= Worst-case complexity =

Upper bound on resources required by an algorithm

In computer science (specifically computational complexity theory), the worst-case complexity measures the resources (e.g. running time, memory) that an algorithm requires given an input of arbitrary size (commonly denoted as n in asymptotic notation). It gives an upper bound on the resources required by the algorithm.

In the case of running time, the worst-case time complexity indicates the longest running time performed by an algorithm given any input of size n, and thus guarantees that the algorithm will finish in the indicated period of time. The order of growth (e.g. linear, logarithmic) of the worst-case complexity is commonly used to compare the efficiency of two algorithms.

The worst-case complexity of an algorithm should be contrasted with its average-case complexity, which is an average measure of the amount of resources the algorithm uses on a random input.

== Definition ==
Given a model of computation and an algorithm $\mathsf{A}$ that halts on each input $s$, the mapping $t_{\mathsf{A}} \colon \{0, 1\}^\star \to \N$ is called the time complexity of $\mathsf{A}$ if, for every input string $s$, $\mathsf{A}$ halts after exactly $t_{\mathsf{A}}(s)$ steps.

Since we usually are interested in the dependence of the time complexity on different input lengths, abusing terminology, the time complexity is sometimes referred to the mapping $t_{\mathsf{A}} \colon \N \to \N$, defined by the maximal complexity
$t_{\mathsf{A}}(n) := \max_{s\in \{0, 1\}^n} t_{\mathsf{A}}(s)$
of inputs $s$ with length or size $\le n$.
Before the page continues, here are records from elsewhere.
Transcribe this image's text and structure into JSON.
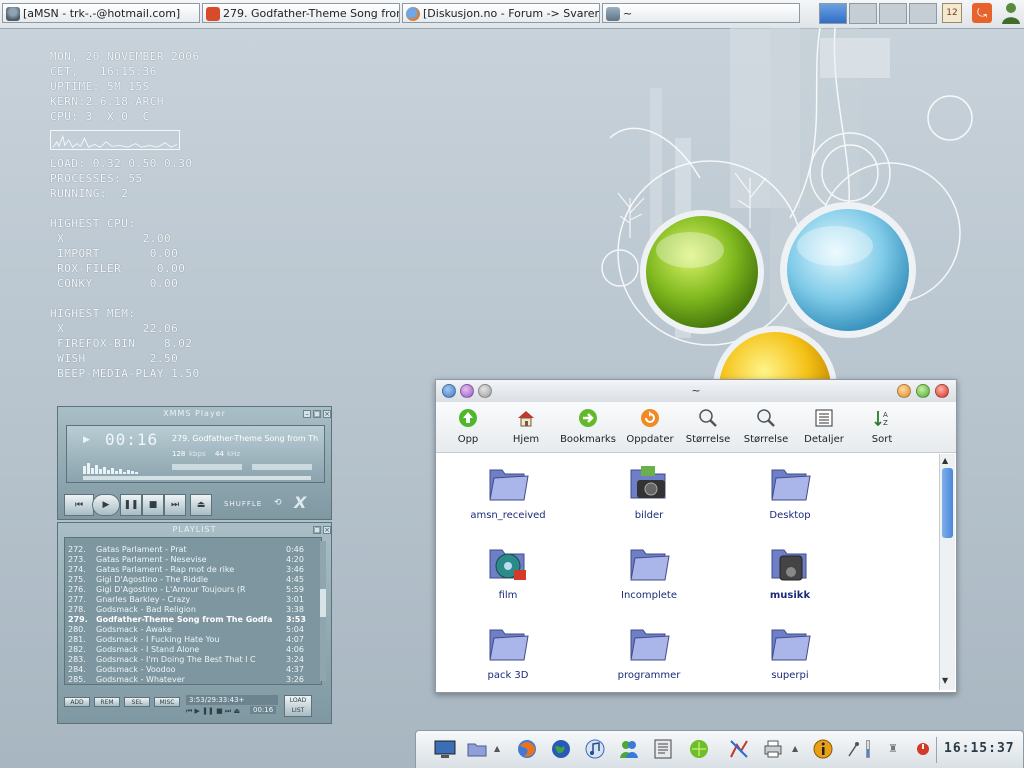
{
  "taskbar": {
    "tasks": [
      {
        "label": "[aMSN - trk-.-@hotmail.com]"
      },
      {
        "label": "279. Godfather-Theme Song from..."
      },
      {
        "label": "[Diskusjon.no - Forum -> Svarer i ..."
      },
      {
        "label": "~"
      }
    ],
    "calendar_day": "12"
  },
  "conky": {
    "lines": [
      "MON, 20 NOVEMBER 2006",
      "CET,   16:15:36",
      "UPTIME: 5M 15S",
      "KERN:2.6.18-ARCH",
      "CPU: 3  X 0  C",
      "LOAD: 0.32 0.50 0.30",
      "PROCESSES: 55",
      "RUNNING:  2",
      "HIGHEST CPU:",
      " X           2.00",
      " IMPORT       0.00",
      " ROX-FILER     0.00",
      " CONKY        0.00",
      "HIGHEST MEM:",
      " X           22.06",
      " FIREFOX-BIN    8.02",
      " WISH         2.50",
      " BEEP-MEDIA-PLAY 1.50"
    ]
  },
  "xmms": {
    "title": "XMMS Player",
    "time": "00:16",
    "song": "279. Godfather-Theme Song from Th",
    "kbps": "128",
    "kbps_unit": "kbps",
    "khz": "44",
    "khz_unit": "kHz",
    "shuffle": "SHUFFLE",
    "playlist_title": "PLAYLIST",
    "playlist": [
      {
        "n": "272.",
        "t": "Gatas Parlament - Prat",
        "d": "0:46"
      },
      {
        "n": "273.",
        "t": "Gatas Parlament - Nesevise",
        "d": "4:20"
      },
      {
        "n": "274.",
        "t": "Gatas Parlament - Rap mot de rike",
        "d": "3:46"
      },
      {
        "n": "275.",
        "t": "Gigi D'Agostino - The Riddle",
        "d": "4:45"
      },
      {
        "n": "276.",
        "t": "Gigi D'Agostino - L'Amour Toujours (R",
        "d": "5:59"
      },
      {
        "n": "277.",
        "t": "Gnarles Barkley - Crazy",
        "d": "3:01"
      },
      {
        "n": "278.",
        "t": "Godsmack - Bad Religion",
        "d": "3:38"
      },
      {
        "n": "279.",
        "t": "Godfather-Theme Song from The Godfa",
        "d": "3:53"
      },
      {
        "n": "280.",
        "t": "Godsmack - Awake",
        "d": "5:04"
      },
      {
        "n": "281.",
        "t": "Godsmack - I Fucking Hate You",
        "d": "4:07"
      },
      {
        "n": "282.",
        "t": "Godsmack - I Stand Alone",
        "d": "4:06"
      },
      {
        "n": "283.",
        "t": "Godsmack - I'm Doing The Best That I C",
        "d": "3:24"
      },
      {
        "n": "284.",
        "t": "Godsmack - Voodoo",
        "d": "4:37"
      },
      {
        "n": "285.",
        "t": "Godsmack - Whatever",
        "d": "3:26"
      }
    ],
    "pl_buttons": [
      "ADD",
      "REM",
      "SEL",
      "MISC"
    ],
    "pl_total": "3:53/29:33:43+",
    "pl_time": "00:16",
    "load_list": "LOAD LIST"
  },
  "filemanager": {
    "title": "~",
    "toolbar": [
      {
        "label": "Opp",
        "icon": "up-arrow-icon"
      },
      {
        "label": "Hjem",
        "icon": "home-icon"
      },
      {
        "label": "Bookmarks",
        "icon": "bookmarks-icon"
      },
      {
        "label": "Oppdater",
        "icon": "refresh-icon"
      },
      {
        "label": "Størrelse",
        "icon": "zoom-in-icon"
      },
      {
        "label": "Størrelse",
        "icon": "zoom-out-icon"
      },
      {
        "label": "Detaljer",
        "icon": "details-icon"
      },
      {
        "label": "Sort",
        "icon": "sort-icon"
      }
    ],
    "items": [
      {
        "label": "amsn_received",
        "icon": "folder-icon"
      },
      {
        "label": "bilder",
        "icon": "camera-folder-icon"
      },
      {
        "label": "Desktop",
        "icon": "folder-icon"
      },
      {
        "label": "film",
        "icon": "film-folder-icon"
      },
      {
        "label": "Incomplete",
        "icon": "folder-icon"
      },
      {
        "label": "musikk",
        "icon": "music-folder-icon"
      },
      {
        "label": "pack 3D",
        "icon": "folder-icon"
      },
      {
        "label": "programmer",
        "icon": "folder-icon"
      },
      {
        "label": "superpi",
        "icon": "folder-icon"
      }
    ]
  },
  "panel": {
    "clock": "16:15:37"
  }
}
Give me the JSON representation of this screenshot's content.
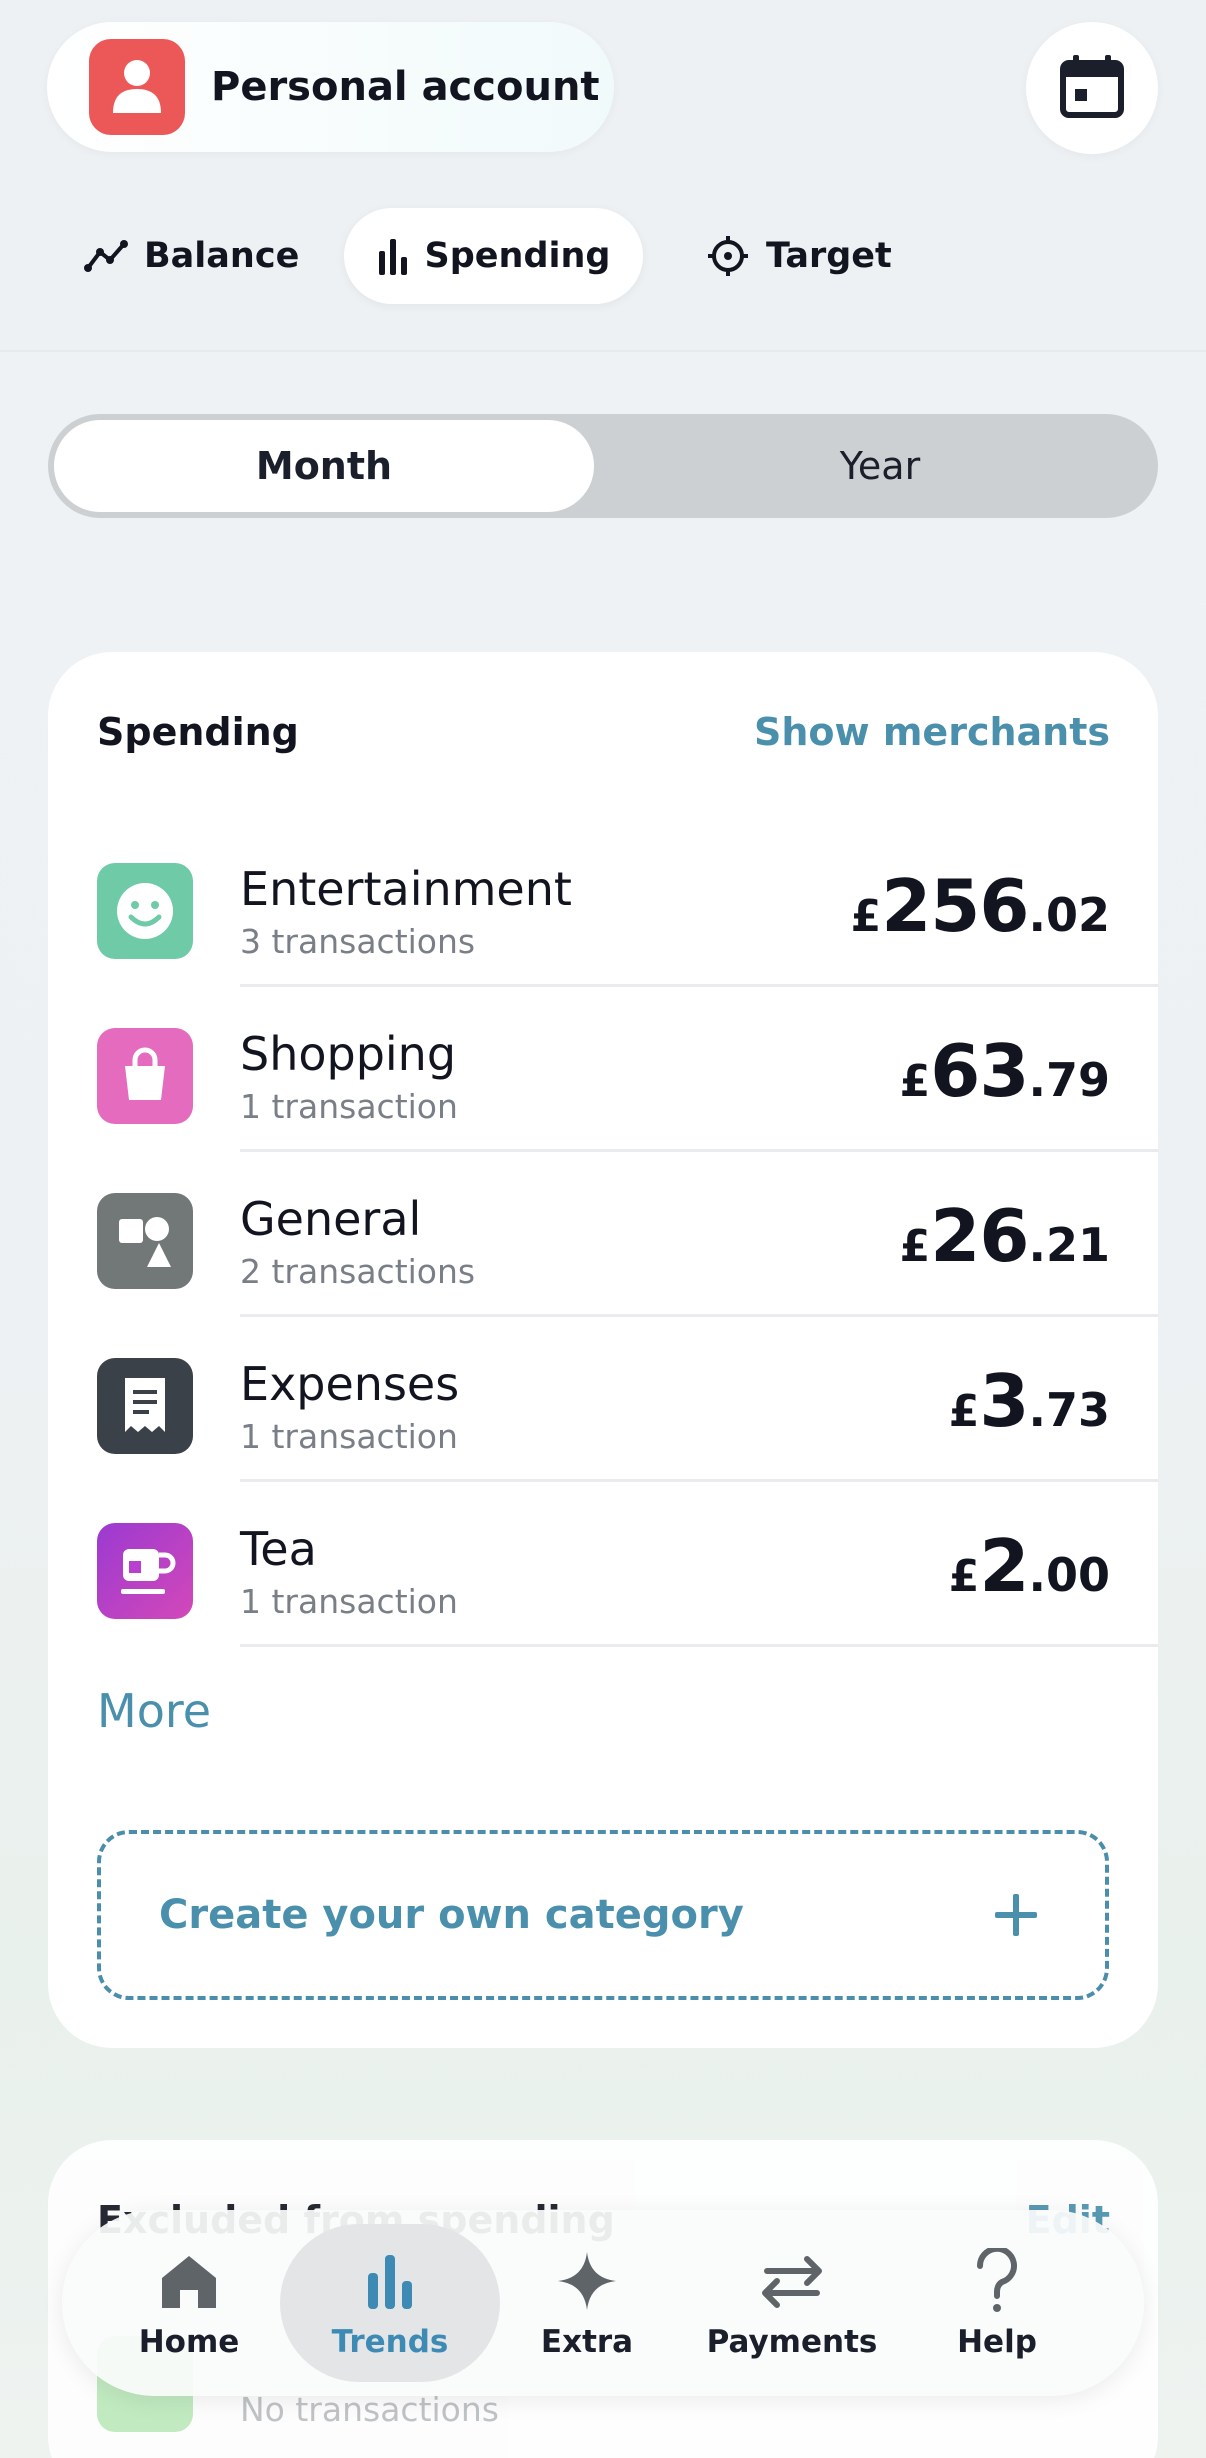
{
  "account": {
    "label": "Personal account",
    "avatar_icon": "person-icon",
    "avatar_color": "#ec5858"
  },
  "header": {
    "calendar_icon": "calendar-icon"
  },
  "tabs": [
    {
      "label": "Balance",
      "icon": "line-chart-icon"
    },
    {
      "label": "Spending",
      "icon": "bar-chart-icon",
      "selected": true
    },
    {
      "label": "Target",
      "icon": "target-icon"
    }
  ],
  "period": {
    "month": "Month",
    "year": "Year",
    "selected": "Month"
  },
  "spending": {
    "title": "Spending",
    "show_merchants": "Show merchants",
    "categories": [
      {
        "name": "Entertainment",
        "sub": "3 transactions",
        "currency": "£",
        "int": "256",
        "dec": ".02",
        "color": "#6fcaa8",
        "icon": "smiley-icon"
      },
      {
        "name": "Shopping",
        "sub": "1 transaction",
        "currency": "£",
        "int": "63",
        "dec": ".79",
        "color": "#e46bbd",
        "icon": "shopping-bag-icon"
      },
      {
        "name": "General",
        "sub": "2 transactions",
        "currency": "£",
        "int": "26",
        "dec": ".21",
        "color": "#727777",
        "icon": "shapes-icon"
      },
      {
        "name": "Expenses",
        "sub": "1 transaction",
        "currency": "£",
        "int": "3",
        "dec": ".73",
        "color": "#3a4148",
        "icon": "receipt-icon"
      },
      {
        "name": "Tea",
        "sub": "1 transaction",
        "currency": "£",
        "int": "2",
        "dec": ".00",
        "color": "#b83fcf",
        "icon": "tea-cup-icon"
      }
    ],
    "more": "More",
    "create_category": "Create your own category"
  },
  "excluded": {
    "title": "Excluded from spending",
    "edit": "Edit",
    "sub": "No transactions"
  },
  "nav": [
    {
      "label": "Home",
      "icon": "home-icon"
    },
    {
      "label": "Trends",
      "icon": "trends-icon",
      "selected": true
    },
    {
      "label": "Extra",
      "icon": "sparkle-icon"
    },
    {
      "label": "Payments",
      "icon": "transfer-arrows-icon"
    },
    {
      "label": "Help",
      "icon": "question-icon"
    }
  ],
  "colors": {
    "accent": "#4a90ad",
    "nav_selected": "#3d8bb4"
  }
}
Similar definitions can be given for space complexity, randomness complexity, etc.

== Ways of speaking ==
Very frequently, the complexity $t_{\mathsf{A}}$ of an algorithm $\mathsf{A}$ is given in asymptotic Big-O Notation, which gives its growth rate in the form $t_{\mathsf{A}} = O(g(n))$ with a certain real valued comparison function $g(n)$ and the meaning:
- There exists a positive real number $M$ and a natural number $n_0$ such that
$|t_{\mathsf{A}}(n)| \le M g(n) \quad \text{ for all } n\ge n_0.$
Quite frequently, the wording is:
- „Algorithm $\mathsf{A}$ has the worst-case complexity $O(g(n))$.“
or even only:
- „Algorithm $\mathsf{A}$ has complexity $O(g(n))$.“

== Examples ==
Consider performing insertion sort on $n$ numbers on a random-access machine. The best-case for the algorithm is when the numbers are already sorted, which takes $O(n)$ steps to perform the task. However, the input in the worst-case for the algorithm is when the numbers are reverse sorted and it takes $O(n^2)$ steps to sort them; therefore the worst-case time-complexity of insertion sort is of $O(n^2)$.